Je rassemble les morceaux de moi-même au bout d’un jour égaré,
et je range mon cœur fatigué comme une table abandonnée après des invités
qui n’ont laissé derrière eux que le désordre.
Je dis : « Je vais bien »,
et le miroir sourit en silence,
me renvoyant un visage devenu étranger…
tandis que j’apprends de nouveau le silence.
J’écris mon nom puis je l’efface,
comme si j’avais peur de trop m’attacher à mes propres lettres.
Je m’assieds près de mon âme,
et parfois nous nous taisons ensemble,
alors nous entendons quelque chose de minuscule battre malgré tout.
Il me murmure :
« Tu n’es pas perdue… tu n’es simplement pas encore arrivée. »

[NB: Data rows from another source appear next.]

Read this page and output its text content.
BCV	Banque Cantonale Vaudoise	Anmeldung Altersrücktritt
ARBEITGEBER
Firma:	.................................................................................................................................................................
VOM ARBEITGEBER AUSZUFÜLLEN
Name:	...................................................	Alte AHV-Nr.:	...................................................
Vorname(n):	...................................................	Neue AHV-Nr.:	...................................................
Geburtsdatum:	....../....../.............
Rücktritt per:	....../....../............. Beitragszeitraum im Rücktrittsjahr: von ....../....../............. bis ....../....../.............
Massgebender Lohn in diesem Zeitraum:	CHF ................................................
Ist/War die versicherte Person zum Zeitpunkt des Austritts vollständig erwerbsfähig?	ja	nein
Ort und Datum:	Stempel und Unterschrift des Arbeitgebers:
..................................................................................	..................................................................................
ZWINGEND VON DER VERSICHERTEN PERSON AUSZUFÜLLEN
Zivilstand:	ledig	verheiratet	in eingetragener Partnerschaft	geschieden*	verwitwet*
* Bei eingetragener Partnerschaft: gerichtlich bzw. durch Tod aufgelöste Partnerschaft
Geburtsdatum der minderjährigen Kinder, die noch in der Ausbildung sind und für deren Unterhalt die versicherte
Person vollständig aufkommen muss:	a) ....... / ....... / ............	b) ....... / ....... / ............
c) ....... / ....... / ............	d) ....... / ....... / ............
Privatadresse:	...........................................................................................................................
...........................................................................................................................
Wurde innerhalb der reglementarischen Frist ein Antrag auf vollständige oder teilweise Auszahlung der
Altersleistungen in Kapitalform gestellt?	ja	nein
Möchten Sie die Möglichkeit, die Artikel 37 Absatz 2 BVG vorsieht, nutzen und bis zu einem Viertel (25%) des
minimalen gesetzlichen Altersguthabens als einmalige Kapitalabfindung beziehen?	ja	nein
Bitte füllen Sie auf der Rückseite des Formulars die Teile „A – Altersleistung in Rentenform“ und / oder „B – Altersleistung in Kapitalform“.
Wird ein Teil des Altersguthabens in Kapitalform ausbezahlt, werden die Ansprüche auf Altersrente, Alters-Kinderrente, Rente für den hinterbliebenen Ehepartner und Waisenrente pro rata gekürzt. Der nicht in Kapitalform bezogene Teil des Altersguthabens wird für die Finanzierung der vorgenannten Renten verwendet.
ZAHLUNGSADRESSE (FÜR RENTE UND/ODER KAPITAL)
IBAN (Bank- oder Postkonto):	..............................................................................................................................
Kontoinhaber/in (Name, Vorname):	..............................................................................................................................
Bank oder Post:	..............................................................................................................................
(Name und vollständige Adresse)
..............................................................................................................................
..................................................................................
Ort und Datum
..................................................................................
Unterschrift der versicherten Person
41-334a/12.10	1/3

Et comme toujours, je repousse les larmes,
comme si pleurer était une promesse différée
que je redoute encore d’accomplir.
Que ma solitude enlace mon âme
telle une vieille amie durant les froides nuits d’hiver…
puis qu’elle s’y abandonne enfin,
comme si elle avait compris
que certaines compagnies ne se choisissent pas.
Et malgré tout cela,
une petite flamme en elle refuse encore de s’éteindre.
À chaque fois, elle lui souffle :
« Peut-être n’as-tu pas encore trouvé ton chemin…
mais tu ne seras pas perdue éternellement. »
Car l’égarée…
n’est pas la fin de l’histoire,
mais son commencement encore jamais écrit.
Je cache ma faiblesse dans les détails d’un jour ordinaire,
et je porte une force qui ne me ressemble pas,
mais qui pourtant m’enveloppe.
Je parle longuement à la nuit,
je lui fais des reproches parfois,
et d’autres fois je m’en fais une amie,
car elle seule ne me demande jamais : « Pourquoi ? »
J’ai pitié de mon cœur
comme d’un enfant épuisé par les pleurs,
et je lui murmure :
« Calme-toi, mon cœur… tout cela passera. »
Et dans les profondeurs de la fatigue,
là où aucune voix n’atteint,
naît un petit espoir
semblable à une marguerite courageuse
fendant la pierre du désespoir.
Je sais maintenant que le sentiment d’égarement
n’est pas une fin,
mais un chemin difficile
qui m’apprend à me retrouver moi-même…
Et j’arriverai,
non parce que la route est facile,
mais parce que je ne supporte plus de me perdre davantage.